For the 200th anniversary of Chopin’s birth, I expanded my yearly Indiana University Summer Piano Workshop, and invited the Shanghai String Quartet to IU. They performed two concerts, in which I appeared playing Chopin’s two piano concertos. The Quartet’s performing schedule was so packed that we had to do virtually all our rehearsing during a couple of weekend visits in the preceding months. They arrived in Bloomington on July 6th in the afternoon, and we began recording—in my living room—the following morning. The recording work was finished July 8th, and the concerts took place the two days following. (Peter Lloyd, the bassist, playing with us for the first time, fit in perfectly nevertheless.)
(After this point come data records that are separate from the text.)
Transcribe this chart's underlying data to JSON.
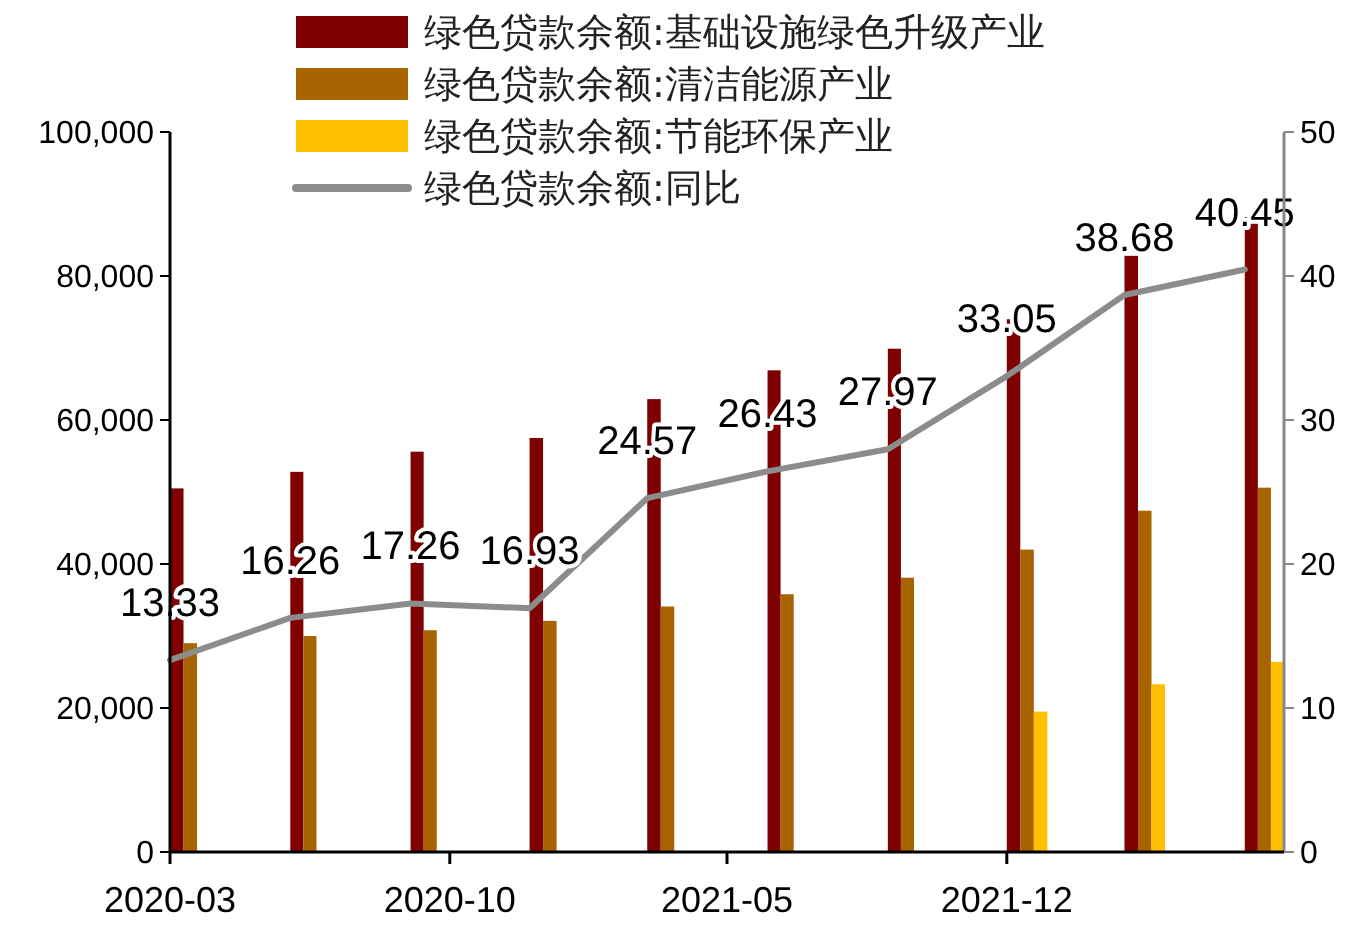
{
  "chart_data": {
    "type": "bar",
    "x": [
      "2020-03",
      "2020-06",
      "2020-09",
      "2020-12",
      "2021-03",
      "2021-06",
      "2021-09",
      "2021-12",
      "2022-03",
      "2022-06"
    ],
    "xlim": [
      "2020-03",
      "2022-07"
    ],
    "xticks": [
      {
        "value": "2020-03",
        "label": "2020-03"
      },
      {
        "value": "2020-10",
        "label": "2020-10"
      },
      {
        "value": "2021-05",
        "label": "2021-05"
      },
      {
        "value": "2021-12",
        "label": "2021-12"
      }
    ],
    "ylim": [
      0,
      100000
    ],
    "yticks": [
      {
        "value": 0,
        "label": "0"
      },
      {
        "value": 20000,
        "label": "20,000"
      },
      {
        "value": 40000,
        "label": "40,000"
      },
      {
        "value": 60000,
        "label": "60,000"
      },
      {
        "value": 80000,
        "label": "80,000"
      },
      {
        "value": 100000,
        "label": "100,000"
      }
    ],
    "y2lim": [
      0,
      50
    ],
    "y2ticks": [
      0,
      10,
      20,
      30,
      40,
      50
    ],
    "legend": "top",
    "grid": false,
    "series": [
      {
        "name": "绿色贷款余额:基础设施绿色升级产业",
        "color": "#7f0000",
        "values": [
          50500,
          52800,
          55600,
          57500,
          62900,
          66900,
          69900,
          74000,
          82800,
          88200
        ]
      },
      {
        "name": "绿色贷款余额:清洁能源产业",
        "color": "#a86400",
        "values": [
          29000,
          30000,
          30800,
          32100,
          34100,
          35800,
          38100,
          42000,
          47400,
          50600
        ]
      },
      {
        "name": "绿色贷款余额:节能环保产业",
        "color": "#ffc000",
        "values": [
          null,
          null,
          null,
          null,
          null,
          null,
          null,
          19500,
          23300,
          26400
        ]
      },
      {
        "name": "绿色贷款余额:同比",
        "type": "line",
        "axis": "y2",
        "color": "#8c8c8c",
        "values": [
          13.33,
          16.26,
          17.26,
          16.93,
          24.57,
          26.43,
          27.97,
          33.05,
          38.68,
          40.45
        ],
        "value_labels": [
          "13.33",
          "16.26",
          "17.26",
          "16.93",
          "24.57",
          "26.43",
          "27.97",
          "33.05",
          "38.68",
          "40.45"
        ]
      }
    ]
  }
}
The practice of playing concertos with string quartet, especially in the 19th century, was well established. I owe my awareness of this to the research of Dr. Halina Goldberg, a Chopin scholar on our faculty. Her article, “Chamber Arrangements of Chopin’s Concert Works,” in the Journal of Musicology (2002), explains that during Chopin’s time there were very few permanent symphony orchestras, and even superstars like Chopin often had to play concertos with the accompaniment of smaller ensembles. The original string parts for Chopin’s works for piano and orchestra (and for that matter, many works of his contemporaries) were printed with alternate versions that could be used for performances with a variety of chamber ensembles, including string groups without winds or brass. We based our performances and the recording on Chopin’s alternate orchestral parts for the E minor concerto, and I arranged the F minor in similar fashion. Although it was customary, in Chopin’s time, for the pianist to play along with the orchestra during the tutti sections, somehow my ear wouldn’t allow me to follow this practice. It seems to me that the piano sound ought ideally to be reserved for the solo part, and that the prevalence of the 18th-century “continuo” practice reflected the practical need to cover the missing voices in an incomplete orchestra.
Chopin wrote these two magnificent concertos when he was only 19 and 20 years old—they are surely among the most youthful compositions to find a place in the permanent concert repertoire. His use of the Polish dance genres (Krakowiak and Mazurka) in the final movements and the recitativo section in the middle movement of the F minor concerto are especially noteworthy.
I decided to present the two concertos on the CD in the order in which they were composed and premièred, i.e., first the F minor concerto, known as no. 2, then the E minor. Chopin first performed the F minor in March 1830, and the E minor in August of the same year.
My heartfelt gratitude to Indiana University and the Jacobs School of Music for three generous grants to support this project. My thanks also to Max Wilcox for a magnificent job in recording and editing this CD, and to Halina Goldberg for her great help and support.